Ministro do Interior e Comandante -geral da Polícia Nacional não se entendem
29-08-2020 | Fonte: O Decreto

Braço-de-ferro entre Polícia Nacional e Ministério do Interior “fragiliza” Segurança Nacional.
 
Especialistas em segurança nacional apontam para uma situação de crise, o facto da Polícia Nacional (PN), dirigida pelo comissário-geral, Paulo de Almeida, do Serviço de Investigação Criminal (SIC), comissário-chefe, Arnaldo Manuel Carlos e do Ministro do Interior, general, Eugénio César Laborinho não se entenderem.
 
O Decreto apurou de fonte segura que, na última reunião do Conselho de Segurança Nacional realizada no Palácio Presidencial da Cidade Alta, em Luanda, o Presidente da República, João Lourenço “excluiu” da agenda toda matéria relacionada ao Ministério do Interior (MININT), por entender que, por “culpa” de Eugénio Laborinho, “havia se criado um mau clima na sala”.
 
Tudo porque, segundo a fonte, o director do Serviço de Investigação Criminal (SIC), comissário-chefe, Arnaldo Manuel Carlos em conluio com o ministro do Interior, Eugénio César Laborinho, apresentou uma proposta com vista a extinção da recém-criada Direcção de Investigação de Ilícitos Penais (DIIP) do Comando Geral da Polícia Nacional e no seu lugar propôs a criação de uma polícia de investigação criminal (PIC).
 
A fonte que temos vindo a citar e que acompanhou de perto a discussão refere que, não havendo uma conclusão, João Lourenço “viu-se na obrigação” de orientar a retirada de toda a matéria sobre o conflito destes três órgãos e encaminhar para à Casa de Segurança do Presidente da República para devida análise.
 
Sabe-se também que João Lourenço aventa a possibilidade de exonerar  Eugénio César Laborinho do cargo de Ministro do Interior, faltando apenas uma posição para ser colocado. Laborinho estava previsto a ser transferido para governar Malange.
 
O desentendimento entre a Polícia Nacional (PN), de Paulo de Almeida, Serviço de Investigação Criminal de Arnaldo Manuel Carlos e do Ministério do Interior de Eugénio César Laborinho já levou ao desalojamento de indivíduos do SIC nas instalações da polícia na Centralidade do Sequele e o processo acontece em muitas outras unidades policiais: “Este conflito afecta de tal modo a segurança nacional, porque muitas vezes, nas operações a Polícia Nacional não admite que os oficiais do SIC sobem nas suas viaturas” disse a fonte. 

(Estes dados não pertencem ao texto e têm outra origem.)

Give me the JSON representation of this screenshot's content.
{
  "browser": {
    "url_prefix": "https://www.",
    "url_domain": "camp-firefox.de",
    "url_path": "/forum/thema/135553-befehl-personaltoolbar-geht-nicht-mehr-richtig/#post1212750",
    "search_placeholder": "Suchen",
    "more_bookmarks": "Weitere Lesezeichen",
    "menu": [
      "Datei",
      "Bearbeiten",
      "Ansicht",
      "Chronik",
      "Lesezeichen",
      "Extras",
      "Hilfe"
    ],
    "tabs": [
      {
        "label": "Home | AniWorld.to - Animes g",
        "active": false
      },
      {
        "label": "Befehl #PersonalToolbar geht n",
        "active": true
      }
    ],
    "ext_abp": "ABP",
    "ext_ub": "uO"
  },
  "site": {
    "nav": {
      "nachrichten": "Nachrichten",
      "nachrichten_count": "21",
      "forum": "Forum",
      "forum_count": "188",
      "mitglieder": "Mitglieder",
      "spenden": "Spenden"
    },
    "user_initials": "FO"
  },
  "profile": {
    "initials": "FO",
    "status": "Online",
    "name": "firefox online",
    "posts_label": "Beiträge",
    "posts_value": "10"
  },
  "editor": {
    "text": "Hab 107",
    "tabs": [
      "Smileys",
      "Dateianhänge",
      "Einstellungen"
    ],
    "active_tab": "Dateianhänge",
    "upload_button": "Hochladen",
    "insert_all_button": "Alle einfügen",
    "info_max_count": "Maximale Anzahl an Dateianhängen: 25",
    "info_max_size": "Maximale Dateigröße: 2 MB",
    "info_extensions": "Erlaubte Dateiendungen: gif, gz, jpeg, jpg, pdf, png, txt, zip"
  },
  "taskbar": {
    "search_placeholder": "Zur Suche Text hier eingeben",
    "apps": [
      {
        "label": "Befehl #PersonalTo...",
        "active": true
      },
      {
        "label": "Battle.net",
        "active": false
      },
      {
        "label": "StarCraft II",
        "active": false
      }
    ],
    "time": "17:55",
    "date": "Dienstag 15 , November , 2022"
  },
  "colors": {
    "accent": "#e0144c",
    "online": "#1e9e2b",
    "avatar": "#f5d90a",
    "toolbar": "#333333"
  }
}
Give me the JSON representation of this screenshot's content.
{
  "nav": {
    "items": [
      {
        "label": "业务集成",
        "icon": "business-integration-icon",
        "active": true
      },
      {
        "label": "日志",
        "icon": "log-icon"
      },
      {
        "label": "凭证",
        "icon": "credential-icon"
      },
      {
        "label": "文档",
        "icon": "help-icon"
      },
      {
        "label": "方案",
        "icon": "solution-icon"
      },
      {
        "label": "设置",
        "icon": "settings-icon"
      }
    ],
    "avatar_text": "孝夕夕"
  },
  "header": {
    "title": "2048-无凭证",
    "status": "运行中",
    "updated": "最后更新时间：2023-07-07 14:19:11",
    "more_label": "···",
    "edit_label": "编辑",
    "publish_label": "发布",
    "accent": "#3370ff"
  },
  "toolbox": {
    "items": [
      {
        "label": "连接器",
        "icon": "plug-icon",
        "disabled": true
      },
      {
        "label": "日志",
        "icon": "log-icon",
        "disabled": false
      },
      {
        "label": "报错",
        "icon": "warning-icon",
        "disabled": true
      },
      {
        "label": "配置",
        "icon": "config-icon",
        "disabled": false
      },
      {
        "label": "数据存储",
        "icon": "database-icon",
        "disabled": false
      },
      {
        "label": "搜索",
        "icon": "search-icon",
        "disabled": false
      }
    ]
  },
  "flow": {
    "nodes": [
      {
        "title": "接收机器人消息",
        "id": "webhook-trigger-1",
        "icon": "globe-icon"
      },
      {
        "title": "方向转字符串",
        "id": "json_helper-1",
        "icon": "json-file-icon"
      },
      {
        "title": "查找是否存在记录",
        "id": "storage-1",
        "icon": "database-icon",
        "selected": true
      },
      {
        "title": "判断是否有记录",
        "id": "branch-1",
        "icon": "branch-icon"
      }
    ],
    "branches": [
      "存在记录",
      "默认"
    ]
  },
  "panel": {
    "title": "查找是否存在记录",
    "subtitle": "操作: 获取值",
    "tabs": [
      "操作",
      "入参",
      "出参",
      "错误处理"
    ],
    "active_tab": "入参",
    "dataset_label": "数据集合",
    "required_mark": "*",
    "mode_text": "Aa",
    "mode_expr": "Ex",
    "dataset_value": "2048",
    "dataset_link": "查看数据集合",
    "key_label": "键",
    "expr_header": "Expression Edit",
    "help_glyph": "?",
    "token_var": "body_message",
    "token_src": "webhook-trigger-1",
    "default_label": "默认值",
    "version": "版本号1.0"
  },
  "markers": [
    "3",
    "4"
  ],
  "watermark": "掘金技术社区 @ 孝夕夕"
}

Órgão de consulta do Presidente da República, o Conselho de Segurança Nacional trata, no quadro da sua actuação, de assuntos relativos à condução da política e estratégia de segurança do país.
 
São membros do Conselho de Segurança Nacional o Vice-Presidente da República, os presidentes da Assembleia Nacional e dos tribunais Constitucional e Supremo, bem como o Procurador-Geral da República.
 
Fazem igualmente parte do mesmo os ministros de Estado e ministros indicados pelo Presidente da República, além de outras entidades convidadas pelo Titular do Poder Executivo.
 
Na última reunião, o Conselho de Segurança Nacional abordou “temas específicos ligados ao âmbito da sua actuação”.